This is an ok paper. They cite some good references. And they do cite a lot of references (740 to be exact), which definitely took some poor grad students a long time and should probably count for something. But the only way to express how we really feel is:

Seriously, 43 authors from 33 different institutions coming together to tell you that “ubiquitous environmental chemicals called obesogens play a vital role in the obesity pandemic”? We could have told you that a year ago, on a budget of $0. 

This wasted months, maybe years of their lives, and millions of taxpayer dollars making this paper that is just like, really boring and not very good. Meanwhile we wrote the first draft of A Chemical Hunger in a month (pretty much straight through in October 2020) and the only reason you didn’t see it sooner was because we were sending drafts around to specialists to make sure there wasn’t anything major that we overlooked (there wasn’t).

We don’t want to pick on the actual authors because, frankly, we’re sure this paper must have been a nightmare to work on. Most of the authors are passengers of this trainwreck — involved, but not responsible. We blame the system they work under.

We hope this doesn’t seem like a priority dispute. We don’t claim priority for the contamination hypothesis — here are four papers from 2008, 2009, 2010, and 2014, way before our work on the subject, all arguing in favor of the idea that contaminants cause obesity. If the contamination hypothesis turns out to be right, give David B. Allison the credit, or maybe someone even earlier. We just think we did an exceptionally good job making the case for the hypothesis. Our only original contributions (so far) are arguing that the obesity epidemic is 100% (ok, >90%) caused by contaminants, and suggesting lithium as a likely candidate. 

So we’re not trying to say that these authors are a bunch of johnny-come-latelies (though they kind of are, you see the papers up there from e.g. 2008?). The authors are victims here of a vicious system that has put them in such a bad spot that, for all their gifts, they can now only produce rubbish papers, and we think they know this in their hearts. It’s no wonder grad students are so depressed! 

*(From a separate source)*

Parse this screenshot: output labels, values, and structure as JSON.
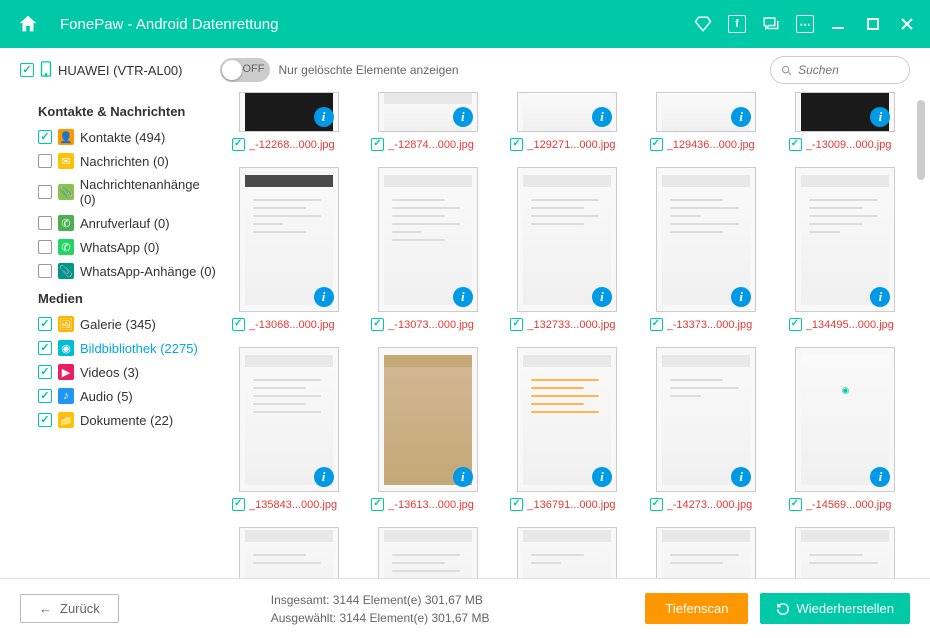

So to us, this paper looks like a serious condemnation of the current academic system, and of the medical research system in particular. And while we don’t want to criticize the researchers, we do want to criticize the paper for being an indecisive snoozefest.

Long Paper is Long

The best part of this paper is that comes out so strongly against “traditional wisdom” about the obesity epidemic:  

The prevailing view is that obesity results from an imbalance between energy intake and expenditure caused by overeating and insufficient exercise. We describe another environmental element that can alter the balance between energy intake and energy expenditure: obesogens. … Obesogens can determine how much food is needed to maintain homeostasis and thereby increase the susceptibility to obesity. 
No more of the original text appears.